Much of the tax collection increase has been driven by a surge in individual, non-withheld taxes paid electronically, which are now trending well above last year's levels.

"In total, non-withheld tax receipts have come in strong this year so far, despite some concerns over staffing cuts at the IRS, fraud, and delayed filings in disaster-affected areas," wrote JPMorgan strategists led by Jay Barry in a note. Barry reiterates an X-date of Aug. 1, giving Congress some time to agree on new debt-ceiling legislation. 

The final tally matters for a number of reasons. In the near-term, the amount of cash flowing out of the money markets to pay Uncle Sam can impact funding costs. Higher tax receipts means more liquidity is drained from the overall financial system, likely pushing up the cost of borrowing in the overnight repurchase market. 

If more money is flowing out of bank reserves and money markets that carries implications for the Federal Reserve's quantitative tightening program. The central bank eased the pace of runoffs to $5 billion per month this April. Fed Chair Jerome Powell reiterated this week that the move was, at least in part, precautionary given the extent to which the debt ceiling may impede policymakers' view into overall bank reserves. 

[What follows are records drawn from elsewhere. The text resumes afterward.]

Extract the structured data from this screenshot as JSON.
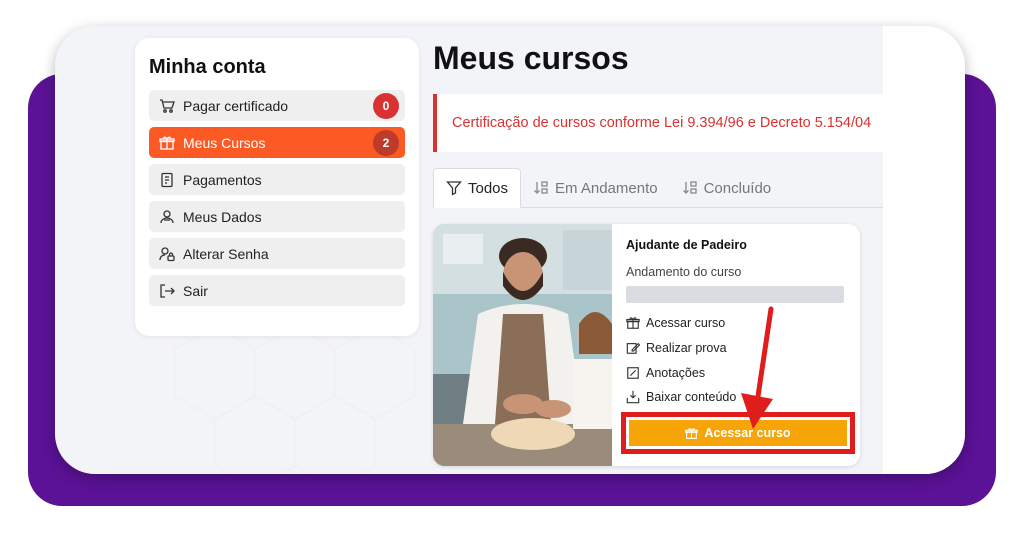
{
  "sidebar": {
    "title": "Minha conta",
    "items": [
      {
        "label": "Pagar certificado",
        "icon": "cart-icon",
        "badge": "0"
      },
      {
        "label": "Meus Cursos",
        "icon": "gift-icon",
        "badge": "2",
        "active": true
      },
      {
        "label": "Pagamentos",
        "icon": "receipt-icon"
      },
      {
        "label": "Meus Dados",
        "icon": "user-card-icon"
      },
      {
        "label": "Alterar Senha",
        "icon": "user-lock-icon"
      },
      {
        "label": "Sair",
        "icon": "logout-icon"
      }
    ]
  },
  "main": {
    "title": "Meus cursos",
    "alert": "Certificação de cursos conforme Lei 9.394/96 e Decreto 5.154/04",
    "tabs": [
      {
        "label": "Todos",
        "icon": "filter-icon",
        "active": true
      },
      {
        "label": "Em Andamento",
        "icon": "sort-down-icon"
      },
      {
        "label": "Concluído",
        "icon": "sort-down-icon"
      }
    ],
    "course": {
      "name": "Ajudante de Padeiro",
      "progress_label": "Andamento do curso",
      "progress": 0,
      "links": [
        {
          "label": "Acessar curso",
          "icon": "gift-icon"
        },
        {
          "label": "Realizar prova",
          "icon": "edit-icon"
        },
        {
          "label": "Anotações",
          "icon": "note-icon"
        },
        {
          "label": "Baixar conteúdo",
          "icon": "download-icon"
        }
      ],
      "button_label": "Acessar curso",
      "image_alt": "Padeiro sorrindo sovando massa de pão com uma criança ao lado"
    }
  },
  "colors": {
    "accent": "#fb5a24",
    "badge": "#d83232",
    "button": "#f7a408",
    "purple": "#5b1296",
    "highlight": "#e01d1d"
  }
}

Here are the key metrics to watch in the funding markets in the weeks ahead. 

Bank reserves

Fed officials and investors are keeping a keen eye on the amount of cash banks park at the central bank, gauging what level is enough to maintain liquidity and avert too much stress in the plumbing that underpins the financial markets. As reserves become more scarce, a level primary dealers estimate to be around $3 trillion, the U.S. central bank will likely have to halt its balance sheet unwind.  

Bank reserves totaled $3.3 trillion in the week through April 16 from $3.5 trillion the prior week, Fed data show. That's above the level they were when the central bank started unwinding its balance sheet almost three years ago. 

Money-market fund assets

In the week including the April 15 tax deadline, money-market fund assets fell by some $125 billion to $6.88 trillion, according to ICI data through April 16. Annual tax payments typically tend to mean hundreds of billions are pulled out of the banking system, although some taxes are paid with cash held in money-market funds.

Global market volatility spurred by the Trump administration's tariffs has renewed focus on money-market funds, which are considered attractive investment vehicles during periods of uncertainty as they command higher yields and are perceived as a haven.

Treasury's cash balance

Whether the U.S. government can meet its fiscal obligations and pay its debts ultimately comes down to whether it has the cash. That balance is affected by daily inflows and outflows. 

The Treasury's cash balance saw its largest one-day increase in three years on April 15, Treasury figures show. It further rose to some $639 billion the day after, according to data released Thursday. Cumulatively, electronically-filed, non-withheld individual income taxes have totaled $268 billion so far in April — that compares to $197 billion in 2024.